Поэтому, говоря о теории драмы Аристотеля, нельзя упускать из виду то, чем был в его дни аттический театр. Такой вывод вызывает необходимость, когда мы начинаем строить теоретические положения, подобно Аристотелю, опираться на анализ некоего живого театрального организма. Кастельветро к этой мысли пришел очень логически, но дальше оказался в затруднении, ибо в Италии живого театрального организма не существовало, и анализу опереться было не на что. Приходилось искать обходных линий для теоретических заключений, и Кастельветро нашел их в учении Аристотеля о правдоподобии. Поэт не историк. Он изображает не действительно существовавшее или существующее, а правдоподобное. А как изображать правдоподобное, чтобы это стало необходимой нормой творчества? Углубляясь в эту проблему, Кастельветро снова обратился к требованиям сцены. Так как сцена доступна всем, а не только избранным, то в театре всем должно быть достаточно места и должна быть обеспечена хорошая слышимость, для этого при прочих одинаковых условиях стихотворная форма служит лучше, ибо стих помогает актеру управлять голосом, не теряя естественности и достоинства. Что касается композиции пьесы, то тот же смешанный характер публики требует, чтобы она была свободна от деталей и околичностей и чтобы действие сосредоточивалось на главном, на анализе эмоций и страстей героев. А так как сцена к тому же представляет небольшое пространство, а бытовые условия не позволяют очень растягивать спектакли во времени, то автор должен подчиняться некоему канону, при котором наилучшим образом может быть соблюдено правдоподобие. Отсюда настойчивое, более, чем у кого-нибудь из его предшественников, требование соблюдения единств, притом обязательно всех трех: времени, места и действия. Именно Кастельветро и никто иной впервые формулировал учение о трех единствах, подведя итоги всем прежним рассуждениям по этому поводу. У Аристотеля, как известно, фигурирует только одно единство: действия. Но у него есть наблюдение, только наблюдение, а не требование, что у трагиков действие завершается в течение одного оборота солнца или немногим больше.

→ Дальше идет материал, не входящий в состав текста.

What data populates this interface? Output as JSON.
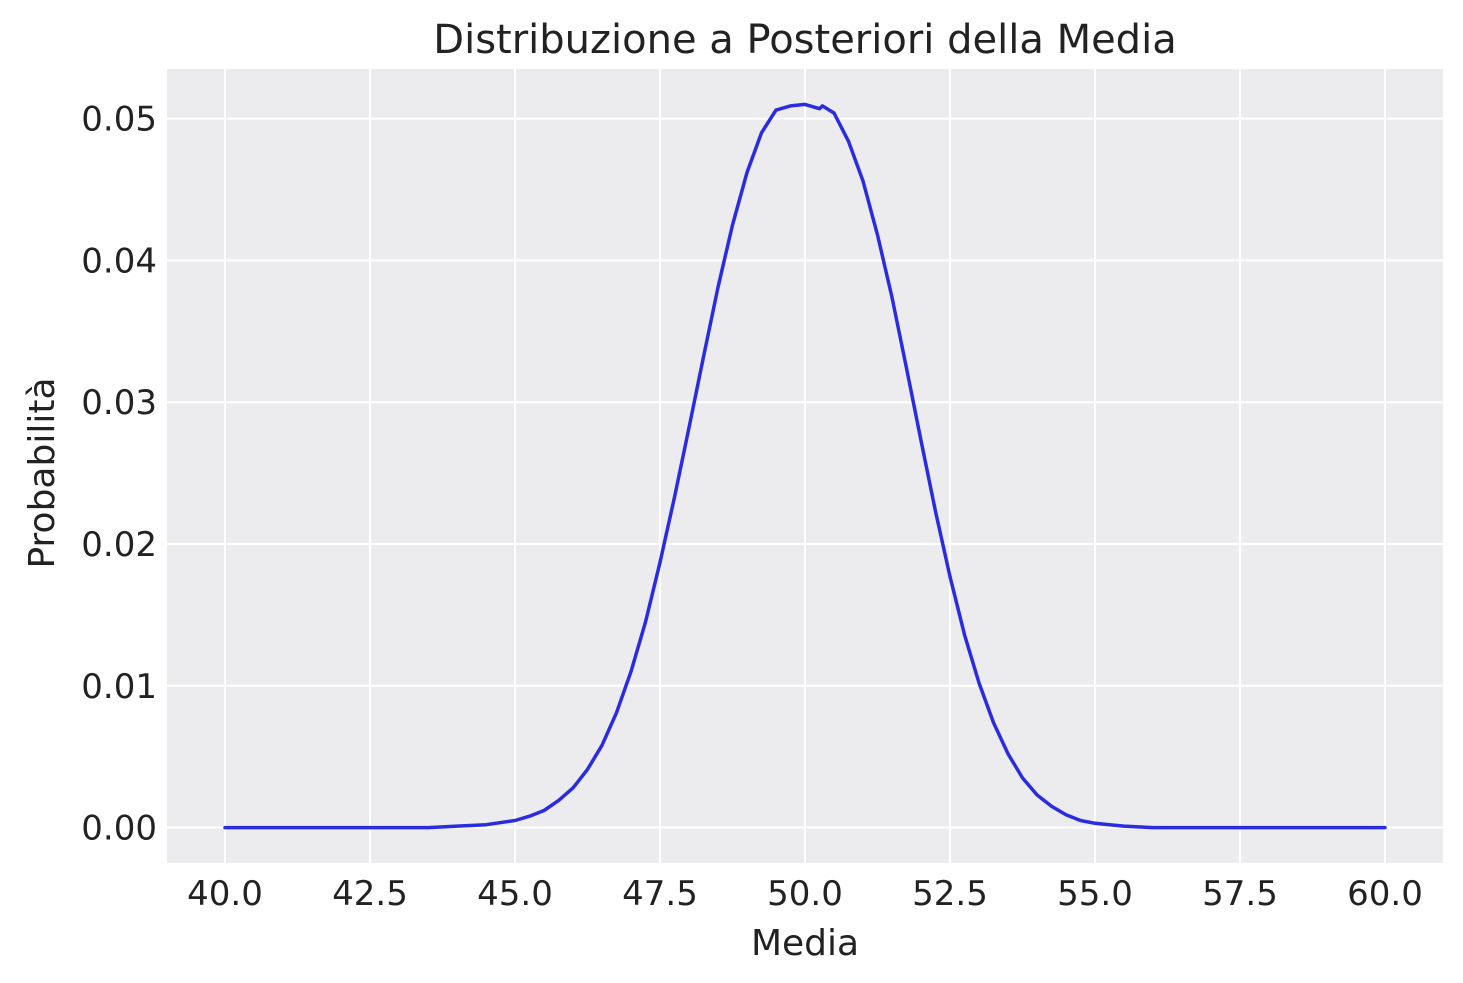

Джиральди Чинтио в ‘Рассуждениях о трагедии и комедии’ истолковал это наблюдение, как провозглашенную Аристотелем норму, причем вместо ‘оборот солнца’ у него говорится проще и определеннее: один день. И Триссино в той части ‘Поэтики’, которая была напечатана после его смерти — он умер в 1550 году — объявил, что несоблюдение единства времени является признаком неученого поэта. С единством места у Аристотеля дело обстояло еще безнадежнее: у него не было даже намека. Но формула создалась постепенно, как необходимый вывод из требований правдоподобия. Сначала у Маджи — в виде размышлений, не приводящих к каким-либо выводам, потом у Скалигера, несколько более решительно — ибо догма правдоподобия тяготела над ним еще более тиранически, чем над кем бы то ни было. Скалигер не захотел подвести итог своим рассуждениям и формулировать канон трех единств. Вместо него это сделал Кастельветро. Именно у него единства собрались в дружный и неразрывный тройной узел: действия, времени, места.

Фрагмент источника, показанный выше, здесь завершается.